Dayton Daily News

Consumers’ counsel seeks action in AES Ohio rate case

- By Thomas Gnau

The Ohio Consumers Counsel asked the Ohio Supreme Court on Wednesday to direct state regulators to issue a final appealable order in a case involving AES Ohio charges, arguing that AES Ohio customers are being deprived of potentiall­y lower electric rates.

The PUCO or Public Utilities Commission of Ohio has been “withholdin­g” a ruling in an AES Ohio case since Feb. 14, 2020, a final order requested by the Office of the Ohio Consumers’ Counsel, the counsel’s office said in a writ filed with the Supreme Court.

“For OCC and the 465,000 Dayton-area consumers it represents, the PUCO’s delay has been wrong and harmful for consumers in this case,” the office said.

In 15 months since Feb. 15, 2020, AES Ohio has charged its customers about $91 million for what the OCC alleges is an unlawful charge.

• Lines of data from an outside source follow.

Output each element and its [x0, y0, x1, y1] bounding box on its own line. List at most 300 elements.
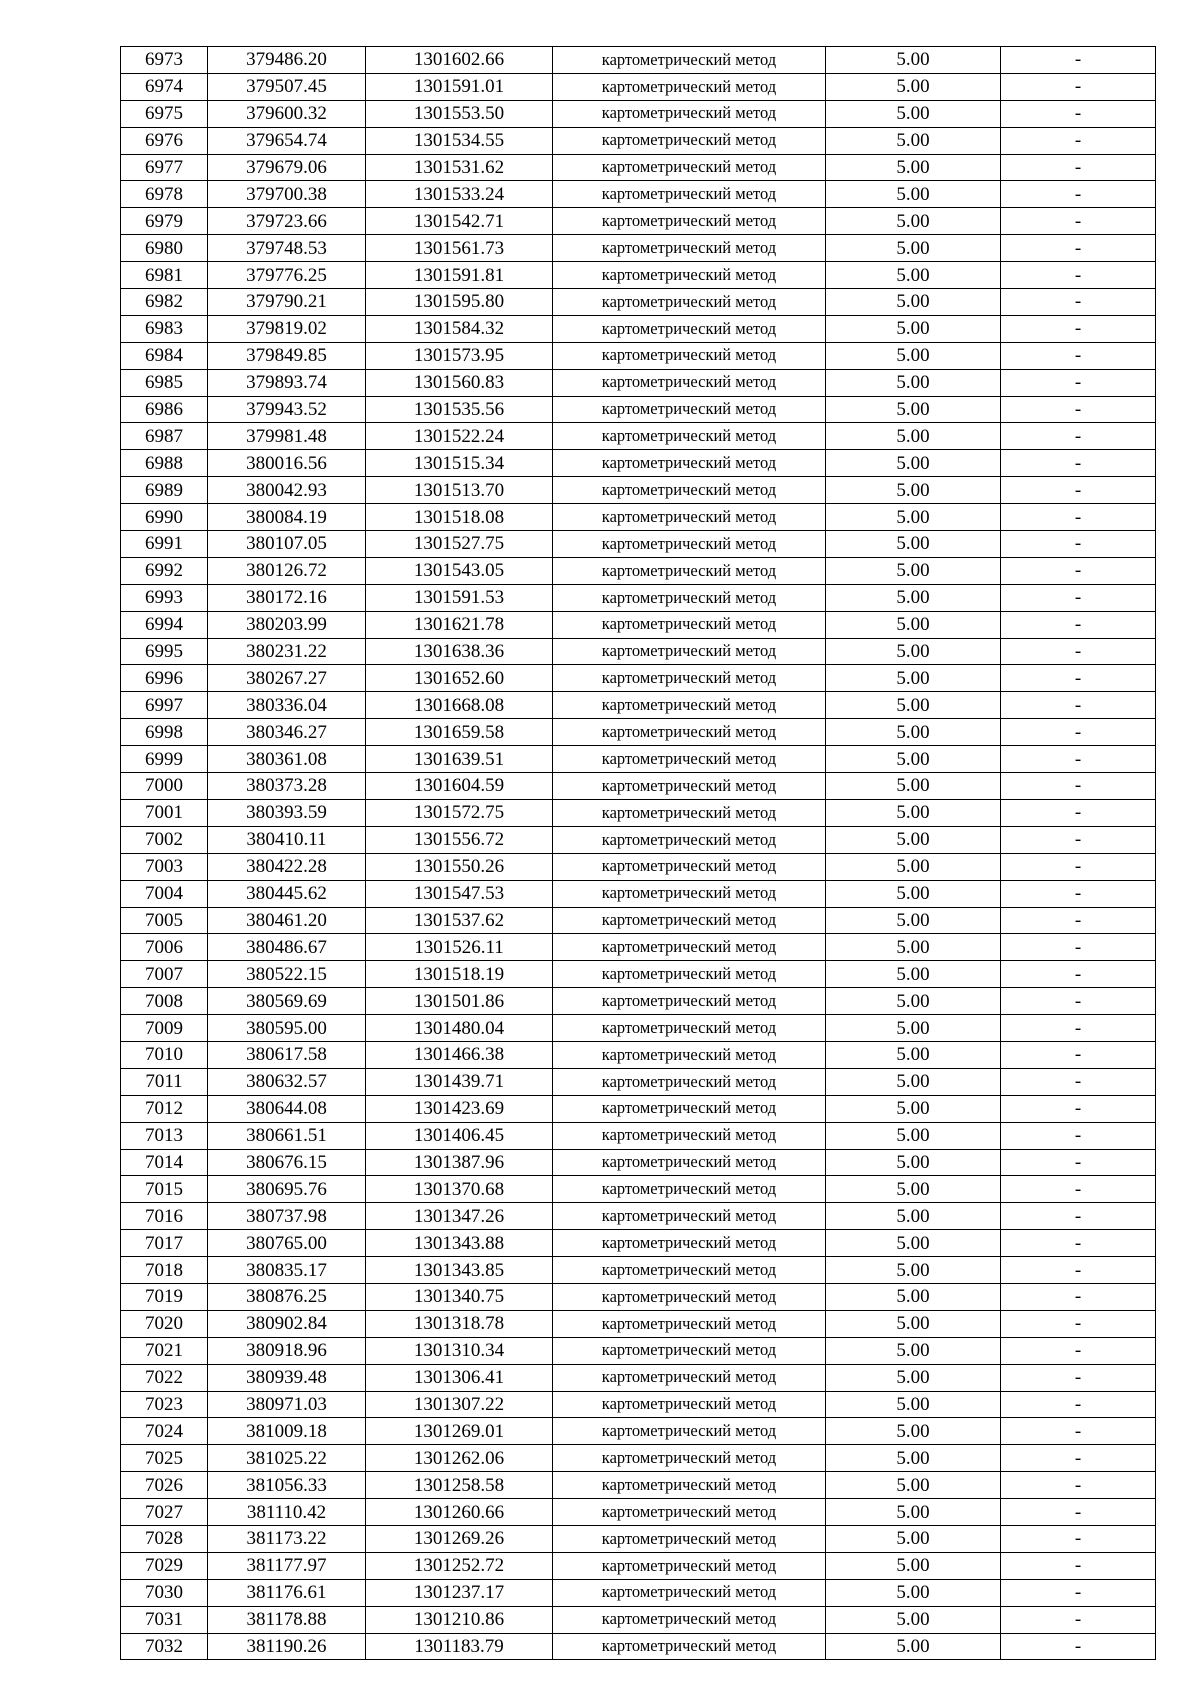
- x-coordinate-cell: 380203.99: [208, 611, 366, 638]
- note-cell: -: [1001, 1418, 1156, 1445]
- point-number-cell: 6981: [121, 262, 208, 289]
- y-coordinate-cell: 1301260.66: [366, 1499, 553, 1526]
- determination-method-cell: картометрический метод: [553, 1499, 826, 1526]
- note-cell: -: [1001, 1122, 1156, 1149]
- table-row: [121, 692, 1156, 719]
- accuracy-cell: 5.00: [826, 154, 1001, 181]
- x-coordinate-cell: 380595.00: [208, 1015, 366, 1042]
- accuracy-cell: 5.00: [826, 988, 1001, 1015]
- y-coordinate-cell: 1301522.24: [366, 423, 553, 450]
- y-coordinate-cell: 1301561.73: [366, 235, 553, 262]
- y-coordinate-cell: 1301423.69: [366, 1095, 553, 1122]
- accuracy-cell: 5.00: [826, 1525, 1001, 1552]
- table-row: [121, 342, 1156, 369]
- point-number-cell: 7001: [121, 799, 208, 826]
- point-number-cell: 6985: [121, 369, 208, 396]
- accuracy-cell: 5.00: [826, 1337, 1001, 1364]
- table-row: [121, 1310, 1156, 1337]
- x-coordinate-cell: 379849.85: [208, 342, 366, 369]
- point-number-cell: 7029: [121, 1552, 208, 1579]
- point-number-cell: 7006: [121, 934, 208, 961]
- y-coordinate-cell: 1301668.08: [366, 692, 553, 719]
- note-cell: -: [1001, 988, 1156, 1015]
- determination-method-cell: картометрический метод: [553, 1579, 826, 1606]
- note-cell: -: [1001, 47, 1156, 74]
- note-cell: -: [1001, 342, 1156, 369]
- x-coordinate-cell: 380016.56: [208, 450, 366, 477]
- accuracy-cell: 5.00: [826, 369, 1001, 396]
- table-row: [121, 1499, 1156, 1526]
- note-cell: -: [1001, 557, 1156, 584]
- x-coordinate-cell: 380231.22: [208, 638, 366, 665]
- table-row: [121, 1579, 1156, 1606]
- y-coordinate-cell: 1301262.06: [366, 1445, 553, 1472]
- y-coordinate-cell: 1301652.60: [366, 665, 553, 692]
- determination-method-cell: картометрический метод: [553, 423, 826, 450]
- note-cell: -: [1001, 1257, 1156, 1284]
- y-coordinate-cell: 1301542.71: [366, 208, 553, 235]
- x-coordinate-cell: 380393.59: [208, 799, 366, 826]
- x-coordinate-cell: 380373.28: [208, 773, 366, 800]
- y-coordinate-cell: 1301518.19: [366, 961, 553, 988]
- x-coordinate-cell: 380361.08: [208, 746, 366, 773]
- point-number-cell: 7021: [121, 1337, 208, 1364]
- y-coordinate-cell: 1301269.26: [366, 1525, 553, 1552]
- point-number-cell: 6989: [121, 477, 208, 504]
- determination-method-cell: картометрический метод: [553, 557, 826, 584]
- table-row: [121, 934, 1156, 961]
- accuracy-cell: 5.00: [826, 100, 1001, 127]
- y-coordinate-cell: 1301591.81: [366, 262, 553, 289]
- accuracy-cell: 5.00: [826, 315, 1001, 342]
- point-number-cell: 7012: [121, 1095, 208, 1122]
- point-number-cell: 7000: [121, 773, 208, 800]
- point-number-cell: 6978: [121, 181, 208, 208]
- point-number-cell: 6996: [121, 665, 208, 692]
- x-coordinate-cell: 380422.28: [208, 853, 366, 880]
- point-number-cell: 6998: [121, 719, 208, 746]
- y-coordinate-cell: 1301480.04: [366, 1015, 553, 1042]
- table-row: [121, 396, 1156, 423]
- determination-method-cell: картометрический метод: [553, 826, 826, 853]
- x-coordinate-cell: 380126.72: [208, 557, 366, 584]
- x-coordinate-cell: 380918.96: [208, 1337, 366, 1364]
- accuracy-cell: 5.00: [826, 127, 1001, 154]
- x-coordinate-cell: 379679.06: [208, 154, 366, 181]
- determination-method-cell: картометрический метод: [553, 1391, 826, 1418]
- table-row: [121, 557, 1156, 584]
- table-row: [121, 208, 1156, 235]
- y-coordinate-cell: 1301406.45: [366, 1122, 553, 1149]
- determination-method-cell: картометрический метод: [553, 289, 826, 316]
- table-row: [121, 1230, 1156, 1257]
- table-row: [121, 315, 1156, 342]
- y-coordinate-cell: 1301513.70: [366, 477, 553, 504]
- point-number-cell: 7013: [121, 1122, 208, 1149]
- accuracy-cell: 5.00: [826, 235, 1001, 262]
- point-number-cell: 7031: [121, 1606, 208, 1633]
- point-number-cell: 7032: [121, 1633, 208, 1660]
- determination-method-cell: картометрический метод: [553, 988, 826, 1015]
- determination-method-cell: картометрический метод: [553, 907, 826, 934]
- note-cell: -: [1001, 1445, 1156, 1472]
- determination-method-cell: картометрический метод: [553, 208, 826, 235]
- point-number-cell: 7030: [121, 1579, 208, 1606]
- table-row: [121, 1337, 1156, 1364]
- point-number-cell: 6983: [121, 315, 208, 342]
- accuracy-cell: 5.00: [826, 1310, 1001, 1337]
- note-cell: -: [1001, 1230, 1156, 1257]
- accuracy-cell: 5.00: [826, 773, 1001, 800]
- note-cell: -: [1001, 396, 1156, 423]
- note-cell: -: [1001, 773, 1156, 800]
- y-coordinate-cell: 1301550.26: [366, 853, 553, 880]
- x-coordinate-cell: 381190.26: [208, 1633, 366, 1660]
- point-number-cell: 6991: [121, 531, 208, 558]
- note-cell: -: [1001, 1633, 1156, 1660]
- point-number-cell: 7015: [121, 1176, 208, 1203]
- accuracy-cell: 5.00: [826, 1041, 1001, 1068]
- table-row: [121, 584, 1156, 611]
- y-coordinate-cell: 1301347.26: [366, 1203, 553, 1230]
- accuracy-cell: 5.00: [826, 1203, 1001, 1230]
- point-number-cell: 7023: [121, 1391, 208, 1418]
- y-coordinate-cell: 1301621.78: [366, 611, 553, 638]
- determination-method-cell: картометрический метод: [553, 477, 826, 504]
- note-cell: -: [1001, 100, 1156, 127]
- determination-method-cell: картометрический метод: [553, 1122, 826, 1149]
- note-cell: -: [1001, 1579, 1156, 1606]
- y-coordinate-cell: 1301537.62: [366, 907, 553, 934]
- note-cell: -: [1001, 1391, 1156, 1418]
- table-row: [121, 1606, 1156, 1633]
- x-coordinate-cell: 379507.45: [208, 73, 366, 100]
- table-row: [121, 746, 1156, 773]
- x-coordinate-cell: 379654.74: [208, 127, 366, 154]
- x-coordinate-cell: 380902.84: [208, 1310, 366, 1337]
- y-coordinate-cell: 1301387.96: [366, 1149, 553, 1176]
- y-coordinate-cell: 1301535.56: [366, 396, 553, 423]
- table-row: [121, 1445, 1156, 1472]
- y-coordinate-cell: 1301573.95: [366, 342, 553, 369]
- point-number-cell: 6979: [121, 208, 208, 235]
- accuracy-cell: 5.00: [826, 557, 1001, 584]
- accuracy-cell: 5.00: [826, 1068, 1001, 1095]
- determination-method-cell: картометрический метод: [553, 73, 826, 100]
- accuracy-cell: 5.00: [826, 719, 1001, 746]
- determination-method-cell: картометрический метод: [553, 799, 826, 826]
- determination-method-cell: картометрический метод: [553, 127, 826, 154]
- x-coordinate-cell: 381177.97: [208, 1552, 366, 1579]
- point-number-cell: 7020: [121, 1310, 208, 1337]
- table-row: [121, 719, 1156, 746]
- note-cell: -: [1001, 826, 1156, 853]
- x-coordinate-cell: 380410.11: [208, 826, 366, 853]
- accuracy-cell: 5.00: [826, 1257, 1001, 1284]
- y-coordinate-cell: 1301584.32: [366, 315, 553, 342]
- determination-method-cell: картометрический метод: [553, 369, 826, 396]
- point-number-cell: 7028: [121, 1525, 208, 1552]
- accuracy-cell: 5.00: [826, 1283, 1001, 1310]
- table-row: [121, 154, 1156, 181]
- point-number-cell: 6974: [121, 73, 208, 100]
- determination-method-cell: картометрический метод: [553, 1552, 826, 1579]
- y-coordinate-cell: 1301501.86: [366, 988, 553, 1015]
- table-row: [121, 799, 1156, 826]
- x-coordinate-cell: 380676.15: [208, 1149, 366, 1176]
- note-cell: -: [1001, 1203, 1156, 1230]
- determination-method-cell: картометрический метод: [553, 961, 826, 988]
- note-cell: -: [1001, 1364, 1156, 1391]
- y-coordinate-cell: 1301269.01: [366, 1418, 553, 1445]
- point-number-cell: 7022: [121, 1364, 208, 1391]
- x-coordinate-cell: 380765.00: [208, 1230, 366, 1257]
- point-number-cell: 7007: [121, 961, 208, 988]
- y-coordinate-cell: 1301560.83: [366, 369, 553, 396]
- note-cell: -: [1001, 665, 1156, 692]
- determination-method-cell: картометрический метод: [553, 880, 826, 907]
- y-coordinate-cell: 1301591.53: [366, 584, 553, 611]
- x-coordinate-cell: 381025.22: [208, 1445, 366, 1472]
- y-coordinate-cell: 1301638.36: [366, 638, 553, 665]
- y-coordinate-cell: 1301533.24: [366, 181, 553, 208]
- y-coordinate-cell: 1301343.85: [366, 1257, 553, 1284]
- accuracy-cell: 5.00: [826, 477, 1001, 504]
- x-coordinate-cell: 381173.22: [208, 1525, 366, 1552]
- determination-method-cell: картометрический метод: [553, 746, 826, 773]
- point-number-cell: 6990: [121, 504, 208, 531]
- table-row: [121, 611, 1156, 638]
- point-number-cell: 6984: [121, 342, 208, 369]
- x-coordinate-cell: 379790.21: [208, 289, 366, 316]
- accuracy-cell: 5.00: [826, 853, 1001, 880]
- point-number-cell: 7025: [121, 1445, 208, 1472]
- y-coordinate-cell: 1301572.75: [366, 799, 553, 826]
- accuracy-cell: 5.00: [826, 531, 1001, 558]
- note-cell: -: [1001, 880, 1156, 907]
- x-coordinate-cell: 380644.08: [208, 1095, 366, 1122]
- table-row: [121, 773, 1156, 800]
- accuracy-cell: 5.00: [826, 880, 1001, 907]
- note-cell: -: [1001, 315, 1156, 342]
- determination-method-cell: картометрический метод: [553, 1283, 826, 1310]
- note-cell: -: [1001, 208, 1156, 235]
- accuracy-cell: 5.00: [826, 73, 1001, 100]
- x-coordinate-cell: 379723.66: [208, 208, 366, 235]
- y-coordinate-cell: 1301310.34: [366, 1337, 553, 1364]
- determination-method-cell: картометрический метод: [553, 1337, 826, 1364]
- determination-method-cell: картометрический метод: [553, 342, 826, 369]
- table-row: [121, 531, 1156, 558]
- table-row: [121, 1472, 1156, 1499]
- table-row: [121, 1068, 1156, 1095]
- accuracy-cell: 5.00: [826, 208, 1001, 235]
- accuracy-cell: 5.00: [826, 611, 1001, 638]
- table-row: [121, 1203, 1156, 1230]
- accuracy-cell: 5.00: [826, 1391, 1001, 1418]
- determination-method-cell: картометрический метод: [553, 1149, 826, 1176]
- table-row: [121, 1257, 1156, 1284]
- note-cell: -: [1001, 799, 1156, 826]
- note-cell: -: [1001, 289, 1156, 316]
- y-coordinate-cell: 1301534.55: [366, 127, 553, 154]
- point-number-cell: 6980: [121, 235, 208, 262]
- y-coordinate-cell: 1301531.62: [366, 154, 553, 181]
- determination-method-cell: картометрический метод: [553, 1633, 826, 1660]
- x-coordinate-cell: 380939.48: [208, 1364, 366, 1391]
- note-cell: -: [1001, 1525, 1156, 1552]
- note-cell: -: [1001, 611, 1156, 638]
- table-row: [121, 235, 1156, 262]
- determination-method-cell: картометрический метод: [553, 1445, 826, 1472]
- x-coordinate-cell: 380107.05: [208, 531, 366, 558]
- table-row: [121, 477, 1156, 504]
- note-cell: -: [1001, 907, 1156, 934]
- accuracy-cell: 5.00: [826, 665, 1001, 692]
- determination-method-cell: картометрический метод: [553, 504, 826, 531]
- point-number-cell: 7019: [121, 1283, 208, 1310]
- note-cell: -: [1001, 638, 1156, 665]
- x-coordinate-cell: 380661.51: [208, 1122, 366, 1149]
- y-coordinate-cell: 1301591.01: [366, 73, 553, 100]
- note-cell: -: [1001, 934, 1156, 961]
- table-row: [121, 1633, 1156, 1660]
- point-number-cell: 6986: [121, 396, 208, 423]
- accuracy-cell: 5.00: [826, 1579, 1001, 1606]
- point-number-cell: 6999: [121, 746, 208, 773]
- table-row: [121, 853, 1156, 880]
- determination-method-cell: картометрический метод: [553, 1015, 826, 1042]
- table-row: [121, 665, 1156, 692]
- x-coordinate-cell: 380617.58: [208, 1041, 366, 1068]
- table-row: [121, 826, 1156, 853]
- table-row: [121, 638, 1156, 665]
- table-row: [121, 988, 1156, 1015]
- x-coordinate-cell: 379819.02: [208, 315, 366, 342]
- determination-method-cell: картометрический метод: [553, 934, 826, 961]
- note-cell: -: [1001, 1283, 1156, 1310]
- point-number-cell: 7008: [121, 988, 208, 1015]
- point-number-cell: 6995: [121, 638, 208, 665]
- determination-method-cell: картометрический метод: [553, 1203, 826, 1230]
- note-cell: -: [1001, 692, 1156, 719]
- note-cell: -: [1001, 235, 1156, 262]
- y-coordinate-cell: 1301518.08: [366, 504, 553, 531]
- note-cell: -: [1001, 853, 1156, 880]
- accuracy-cell: 5.00: [826, 1015, 1001, 1042]
- point-number-cell: 7011: [121, 1068, 208, 1095]
- table-row: [121, 880, 1156, 907]
- accuracy-cell: 5.00: [826, 1095, 1001, 1122]
- point-number-cell: 7017: [121, 1230, 208, 1257]
- accuracy-cell: 5.00: [826, 1364, 1001, 1391]
- point-number-cell: 7002: [121, 826, 208, 853]
- determination-method-cell: картометрический метод: [553, 1230, 826, 1257]
- point-number-cell: 6988: [121, 450, 208, 477]
- determination-method-cell: картометрический метод: [553, 181, 826, 208]
- y-coordinate-cell: 1301307.22: [366, 1391, 553, 1418]
- table-row: [121, 127, 1156, 154]
- determination-method-cell: картометрический метод: [553, 47, 826, 74]
- table-row: [121, 1122, 1156, 1149]
- note-cell: -: [1001, 127, 1156, 154]
- accuracy-cell: 5.00: [826, 504, 1001, 531]
- determination-method-cell: картометрический метод: [553, 1472, 826, 1499]
- accuracy-cell: 5.00: [826, 692, 1001, 719]
- y-coordinate-cell: 1301258.58: [366, 1472, 553, 1499]
- determination-method-cell: картометрический метод: [553, 1310, 826, 1337]
- determination-method-cell: картометрический метод: [553, 100, 826, 127]
- y-coordinate-cell: 1301318.78: [366, 1310, 553, 1337]
- table-row: [121, 369, 1156, 396]
- note-cell: -: [1001, 1472, 1156, 1499]
- determination-method-cell: картометрический метод: [553, 315, 826, 342]
- accuracy-cell: 5.00: [826, 1122, 1001, 1149]
- table-row: [121, 1364, 1156, 1391]
- table-row: [121, 1283, 1156, 1310]
- x-coordinate-cell: 380042.93: [208, 477, 366, 504]
- note-cell: -: [1001, 181, 1156, 208]
- note-cell: -: [1001, 584, 1156, 611]
- determination-method-cell: картометрический метод: [553, 1606, 826, 1633]
- x-coordinate-cell: 379748.53: [208, 235, 366, 262]
- note-cell: -: [1001, 1041, 1156, 1068]
- x-coordinate-cell: 380486.67: [208, 934, 366, 961]
- accuracy-cell: 5.00: [826, 262, 1001, 289]
- determination-method-cell: картометрический метод: [553, 1364, 826, 1391]
- x-coordinate-cell: 380695.76: [208, 1176, 366, 1203]
- x-coordinate-cell: 380876.25: [208, 1283, 366, 1310]
- determination-method-cell: картометрический метод: [553, 1068, 826, 1095]
- note-cell: -: [1001, 423, 1156, 450]
- accuracy-cell: 5.00: [826, 826, 1001, 853]
- note-cell: -: [1001, 504, 1156, 531]
- y-coordinate-cell: 1301439.71: [366, 1068, 553, 1095]
- y-coordinate-cell: 1301370.68: [366, 1176, 553, 1203]
- point-number-cell: 7026: [121, 1472, 208, 1499]
- point-number-cell: 6994: [121, 611, 208, 638]
- x-coordinate-cell: 380569.69: [208, 988, 366, 1015]
- point-number-cell: 7014: [121, 1149, 208, 1176]
- y-coordinate-cell: 1301553.50: [366, 100, 553, 127]
- table-row: [121, 1525, 1156, 1552]
- note-cell: -: [1001, 1552, 1156, 1579]
- note-cell: -: [1001, 369, 1156, 396]
- point-number-cell: 7024: [121, 1418, 208, 1445]
- note-cell: -: [1001, 1149, 1156, 1176]
- x-coordinate-cell: 381178.88: [208, 1606, 366, 1633]
- point-number-cell: 6973: [121, 47, 208, 74]
- determination-method-cell: картометрический метод: [553, 450, 826, 477]
- y-coordinate-cell: 1301237.17: [366, 1579, 553, 1606]
- accuracy-cell: 5.00: [826, 1633, 1001, 1660]
- y-coordinate-cell: 1301306.41: [366, 1364, 553, 1391]
- x-coordinate-cell: 380336.04: [208, 692, 366, 719]
- x-coordinate-cell: 380084.19: [208, 504, 366, 531]
- y-coordinate-cell: 1301210.86: [366, 1606, 553, 1633]
- y-coordinate-cell: 1301340.75: [366, 1283, 553, 1310]
- point-number-cell: 6993: [121, 584, 208, 611]
- accuracy-cell: 5.00: [826, 1445, 1001, 1472]
- y-coordinate-cell: 1301602.66: [366, 47, 553, 74]
- y-coordinate-cell: 1301515.34: [366, 450, 553, 477]
- table-row: [121, 1552, 1156, 1579]
- x-coordinate-cell: 381056.33: [208, 1472, 366, 1499]
- table-row: [121, 504, 1156, 531]
- table-row: [121, 1149, 1156, 1176]
- table-row: [121, 1391, 1156, 1418]
- table-row: [121, 1015, 1156, 1042]
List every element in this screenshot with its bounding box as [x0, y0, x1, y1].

“The PUCO is thereby denying consumers their lawful right to an appeal of utility charges. And that results in a potential travesty of justice where DP&L continues to collect a charge from consumers that, even if overturned on appeal, may not be subject to refund under court precedent,” the OCC said.

DP&L earlier this year rebranded as AES Ohio, but still operates legally under the earlier name.

A writ is a relatively rare legal filing, comparable to a complaint or a request of a government body to take action, filed with a court. The action names members of the PUCO as respondent­s.

Although the case involves AES Ohio charges, the utility is not a respondent in the complaint.

The history of the case is a long one. OCC contends the PUCO has not moved on a case involving what the OCC says was DP&L’s “switching out” of one “unlawful subsidy for another” — a distributi­on modernizat­ion rider (or charge) for a rate stabilizat­ion charge.

The consumers’ office, in seeking resolution, argued that: “This is the second time in four years that the PUCO has permitted DP&L to withdraw from its electric security plan in response to a ruling protecting customers from paying for an unlawful charge (the so-called ‘distributi­on modernizat­ion rider.’) And like the last time, DP&L used Ohio law to deprive customers of the full rate reduction they should have received [by implementi­ng the rate stabilizat­ion charge].”

“The PUCO is preventing OCC from appealing a PUCO decision to this court, which is preventing justice for Dayton-area consumers,” the OCC said. “Meanwhile, DP&L continues collecting from consumers a charge we assert is unlawful.”

A PUCO spokesman said he expects the commission will respond via a filing to the court within the 21 day procedural deadline.

A message seeking comment was sent to a representa­tive of AES Ohio.

AES Ohio serves more than 527,000 customer accounts, representi­ng 1.25 million people in West Central Ohio. Its service area covers 24 counties within 6,000 square miles.